In March, Raoult announced that his hospital would test and treat anyone who cared to show up. Crowds gathered at the entrance to the IHU in winding single-file lines, like pilgrims shuffling toward their private audience with the oracle. On March 16, Raoult released the results of a small clinical trial that showed, he said, a 100 percent cure rate. The study has since been widely debated, and Raoult’s boosterism has been lamented by scientists and health officials around the world; in a comment more or less representative of the tenor of the controversy in France, where Raoult’s name and image have now been everywhere for weeks, one detractor, a generally thoughtful politician, suggested that Raoult “shut his face and be a doctor” and that he “stop saying ‘I’m a genius’ all over the place.”

His colleagues liken his psychology to that of Napoleon, though he is not physically small.

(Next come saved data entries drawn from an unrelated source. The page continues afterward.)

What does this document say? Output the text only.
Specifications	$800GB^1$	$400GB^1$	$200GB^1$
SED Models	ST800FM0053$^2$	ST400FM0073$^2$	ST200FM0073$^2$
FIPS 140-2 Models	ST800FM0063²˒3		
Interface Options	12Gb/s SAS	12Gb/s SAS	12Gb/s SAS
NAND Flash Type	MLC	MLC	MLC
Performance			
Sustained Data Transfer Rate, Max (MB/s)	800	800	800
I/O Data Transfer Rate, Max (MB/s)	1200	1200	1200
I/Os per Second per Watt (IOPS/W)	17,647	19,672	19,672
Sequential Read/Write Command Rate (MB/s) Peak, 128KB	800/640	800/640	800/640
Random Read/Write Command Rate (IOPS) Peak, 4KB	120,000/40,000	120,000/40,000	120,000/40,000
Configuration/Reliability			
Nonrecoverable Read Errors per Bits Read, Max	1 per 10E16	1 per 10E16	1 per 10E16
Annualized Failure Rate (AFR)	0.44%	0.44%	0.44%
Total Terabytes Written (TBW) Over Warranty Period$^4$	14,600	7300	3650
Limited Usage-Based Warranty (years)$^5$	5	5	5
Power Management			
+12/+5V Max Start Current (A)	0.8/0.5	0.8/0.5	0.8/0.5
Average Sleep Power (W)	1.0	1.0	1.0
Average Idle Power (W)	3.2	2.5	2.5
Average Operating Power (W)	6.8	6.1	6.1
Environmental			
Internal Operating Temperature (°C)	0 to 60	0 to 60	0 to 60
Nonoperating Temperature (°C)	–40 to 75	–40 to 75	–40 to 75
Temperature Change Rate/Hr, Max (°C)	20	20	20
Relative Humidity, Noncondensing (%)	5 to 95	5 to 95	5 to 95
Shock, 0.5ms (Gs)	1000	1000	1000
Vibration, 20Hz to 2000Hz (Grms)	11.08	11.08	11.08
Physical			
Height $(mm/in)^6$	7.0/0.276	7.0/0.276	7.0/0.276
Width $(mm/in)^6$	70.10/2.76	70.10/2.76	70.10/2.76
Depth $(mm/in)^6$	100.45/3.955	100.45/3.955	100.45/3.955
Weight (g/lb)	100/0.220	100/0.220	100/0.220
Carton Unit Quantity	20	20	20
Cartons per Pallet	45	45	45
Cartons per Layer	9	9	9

When asked by one journalist about his tendency to “swim against the current” of scientific thought, Raoult responded: “I’m not an ‘outsider.’ I’m the one who’s farthest out in front.” Axel Kahn, a geneticist and physician who has known Raoult for nearly 40 years, told me that he has always been this way. “One of Professor Raoult’s abiding characteristics is that he knows that he’s very good,” Kahn told me. “But he considers everyone else to be worthless. And he always has. It’s not a recent development.” At his home, alongside a collection of Roman busts, he is said to keep a marble statue of himself.